Так он и сделал. Улица перед ним отчасти восстановила свой прежний облик. Дома стояли там же, где и раньше, двери и окна были на месте. Но архитектор вынул из них части некогда принадлежащего ему тела и воссоздал для Миляги свой облик. Не было сомнений в том, что в прошлом Отец его был человеком и, возможно, ростом не превышал Милягу, но сейчас Он предстал в образе великана, который был раза в три больше Своего сына.

Однако, при всех Его гигантских размерах, фигура была скроена крайне неумело, словно Он успел уже забыть, что значит обладать человеческим телом. Голова Его, собранная из тысячи осколков, была огромной, но ее составные части так плохо примыкали друг к другу, что сквозь щели виднелся пульсирующий и мерцающий мозг. Одна рука была очень большой, но кисть, которой она заканчивалась, размерами едва ли превышала милягину, в то время как другая представляла собой ссохшийся, короткий отросток, который, однако, был оснащен пальцами с тремя дюжинами суставов. Торс Его также представлял собой целую серию несоответствий: Его внутренности перекатывались в клетке из полутысячи ребер, а сердце билось о слишком хрупкую грудину, которая уже успела треснуть под его ударами. Но самое странное зрелище представлял Его пах: Хапексамендиосу не удалось воссоздать Свой фаллос, и между ног у Него свисали лохмотья сырой плоти.

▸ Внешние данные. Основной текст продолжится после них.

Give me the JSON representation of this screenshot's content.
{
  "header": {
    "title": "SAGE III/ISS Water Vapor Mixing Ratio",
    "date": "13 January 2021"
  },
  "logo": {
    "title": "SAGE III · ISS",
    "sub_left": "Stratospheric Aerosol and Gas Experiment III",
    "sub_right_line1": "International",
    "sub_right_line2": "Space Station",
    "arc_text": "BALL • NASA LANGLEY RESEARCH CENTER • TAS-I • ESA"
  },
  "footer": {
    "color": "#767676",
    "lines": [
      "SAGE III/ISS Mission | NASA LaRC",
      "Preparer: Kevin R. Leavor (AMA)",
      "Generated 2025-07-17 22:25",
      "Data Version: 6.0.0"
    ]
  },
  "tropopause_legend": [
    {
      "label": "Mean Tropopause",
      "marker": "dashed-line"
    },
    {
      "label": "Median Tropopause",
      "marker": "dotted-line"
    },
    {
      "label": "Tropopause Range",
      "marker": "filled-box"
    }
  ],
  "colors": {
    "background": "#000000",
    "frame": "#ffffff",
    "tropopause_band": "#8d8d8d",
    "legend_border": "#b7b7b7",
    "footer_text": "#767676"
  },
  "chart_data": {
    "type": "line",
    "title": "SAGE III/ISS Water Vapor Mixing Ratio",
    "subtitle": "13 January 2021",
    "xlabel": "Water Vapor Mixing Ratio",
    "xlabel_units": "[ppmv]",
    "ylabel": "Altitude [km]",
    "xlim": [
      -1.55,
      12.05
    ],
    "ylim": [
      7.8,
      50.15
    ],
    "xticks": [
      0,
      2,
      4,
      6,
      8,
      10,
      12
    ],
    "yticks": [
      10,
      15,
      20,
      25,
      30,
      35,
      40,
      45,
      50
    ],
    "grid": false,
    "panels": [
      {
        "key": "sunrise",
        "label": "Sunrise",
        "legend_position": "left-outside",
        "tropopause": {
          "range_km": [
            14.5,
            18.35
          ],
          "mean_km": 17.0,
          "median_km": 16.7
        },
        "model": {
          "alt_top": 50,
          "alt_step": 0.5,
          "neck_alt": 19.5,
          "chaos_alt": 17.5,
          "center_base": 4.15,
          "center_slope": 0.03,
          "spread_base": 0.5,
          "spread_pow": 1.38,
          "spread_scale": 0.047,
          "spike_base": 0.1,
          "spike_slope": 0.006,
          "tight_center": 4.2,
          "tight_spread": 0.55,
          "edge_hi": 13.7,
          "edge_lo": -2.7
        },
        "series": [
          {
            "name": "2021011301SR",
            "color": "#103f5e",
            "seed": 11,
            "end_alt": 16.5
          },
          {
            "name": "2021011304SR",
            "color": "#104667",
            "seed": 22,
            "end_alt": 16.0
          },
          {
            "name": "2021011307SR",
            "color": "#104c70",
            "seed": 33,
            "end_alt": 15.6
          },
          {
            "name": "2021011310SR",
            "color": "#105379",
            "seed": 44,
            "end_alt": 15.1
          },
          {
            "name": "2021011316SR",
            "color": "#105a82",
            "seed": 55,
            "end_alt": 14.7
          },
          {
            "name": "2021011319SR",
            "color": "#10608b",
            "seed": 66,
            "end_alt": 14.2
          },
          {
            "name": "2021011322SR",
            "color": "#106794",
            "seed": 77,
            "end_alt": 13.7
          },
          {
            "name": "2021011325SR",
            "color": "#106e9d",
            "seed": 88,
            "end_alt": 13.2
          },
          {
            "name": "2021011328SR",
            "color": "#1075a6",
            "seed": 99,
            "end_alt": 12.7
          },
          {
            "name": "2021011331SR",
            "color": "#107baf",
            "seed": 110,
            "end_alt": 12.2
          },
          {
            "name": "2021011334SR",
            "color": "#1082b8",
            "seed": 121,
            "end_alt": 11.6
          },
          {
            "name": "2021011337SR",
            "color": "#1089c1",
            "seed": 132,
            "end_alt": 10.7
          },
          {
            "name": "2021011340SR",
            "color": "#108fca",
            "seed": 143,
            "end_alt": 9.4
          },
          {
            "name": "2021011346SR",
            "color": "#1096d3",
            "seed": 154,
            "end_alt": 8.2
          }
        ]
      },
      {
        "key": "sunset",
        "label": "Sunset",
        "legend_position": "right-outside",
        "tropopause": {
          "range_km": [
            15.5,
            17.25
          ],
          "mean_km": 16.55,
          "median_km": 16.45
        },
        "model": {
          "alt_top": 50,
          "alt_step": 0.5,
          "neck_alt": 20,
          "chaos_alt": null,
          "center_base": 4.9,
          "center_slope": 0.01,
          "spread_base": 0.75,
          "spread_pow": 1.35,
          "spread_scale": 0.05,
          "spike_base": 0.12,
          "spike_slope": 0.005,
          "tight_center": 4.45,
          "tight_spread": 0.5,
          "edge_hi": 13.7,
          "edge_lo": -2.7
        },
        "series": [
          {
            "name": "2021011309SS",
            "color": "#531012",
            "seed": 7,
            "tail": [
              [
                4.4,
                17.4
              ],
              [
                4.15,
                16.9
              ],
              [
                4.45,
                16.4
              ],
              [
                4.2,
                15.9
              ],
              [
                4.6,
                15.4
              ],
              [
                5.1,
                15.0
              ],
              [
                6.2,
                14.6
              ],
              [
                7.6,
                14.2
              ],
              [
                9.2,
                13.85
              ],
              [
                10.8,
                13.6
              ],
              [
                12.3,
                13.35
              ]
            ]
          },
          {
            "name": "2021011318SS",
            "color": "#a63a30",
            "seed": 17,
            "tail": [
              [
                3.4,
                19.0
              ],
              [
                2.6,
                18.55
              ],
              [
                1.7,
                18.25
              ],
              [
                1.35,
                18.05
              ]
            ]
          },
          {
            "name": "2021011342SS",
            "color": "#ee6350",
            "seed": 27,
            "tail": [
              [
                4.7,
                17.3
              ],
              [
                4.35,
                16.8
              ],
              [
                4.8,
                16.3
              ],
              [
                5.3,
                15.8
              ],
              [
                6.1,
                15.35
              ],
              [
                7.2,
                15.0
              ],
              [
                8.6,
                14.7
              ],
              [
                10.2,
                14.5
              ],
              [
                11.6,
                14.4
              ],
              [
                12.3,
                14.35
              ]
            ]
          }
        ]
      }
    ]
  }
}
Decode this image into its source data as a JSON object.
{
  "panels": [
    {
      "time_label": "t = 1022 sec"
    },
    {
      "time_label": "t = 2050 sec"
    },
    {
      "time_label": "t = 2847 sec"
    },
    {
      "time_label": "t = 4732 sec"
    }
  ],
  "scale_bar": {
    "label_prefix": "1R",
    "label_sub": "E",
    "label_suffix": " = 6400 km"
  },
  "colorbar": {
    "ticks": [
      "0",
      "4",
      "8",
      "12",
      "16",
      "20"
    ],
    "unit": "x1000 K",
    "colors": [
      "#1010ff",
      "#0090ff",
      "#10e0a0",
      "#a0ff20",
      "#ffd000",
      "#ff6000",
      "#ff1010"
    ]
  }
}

– Теперь... – сказал Бог. – Ты видишь?

Голос Его утратил свою монотонность. Теперь в нем звучали тысячи надтреснутых голосов из тысяч гортаней, составленных из плохо прилегавших друг к другу осколков.

– Ты видишь... – сказал он снова, – сходство?

Миляга вгляделся в страшилище и понял, что действительно видит. Оно было не в членах, не в туловище, не в фаллосе, но оно было. Когда огромная голова поднялась, он увидел на черепе Отца свое лицо. Возможно, оно было всего лишь отражением отражения отражения, причем все зеркала были кривыми, но он тут же узнал его. Зрелище это вызвало у него нестерпимую душевную боль, но не только потому, что он убедился в их родстве, а и потому, что они, казалось, поменялись ролями. При всей своей огромности, стоявшее перед ним существо было младенцем: эмбриональная голова, неуклюжие конечности... Возраст его исчислялся миллионами тысячелетий, но оно так и не смогло избавиться от своей плотской природы, в то время как он, при всей своей неискушенности, с легкостью мог покидать тело.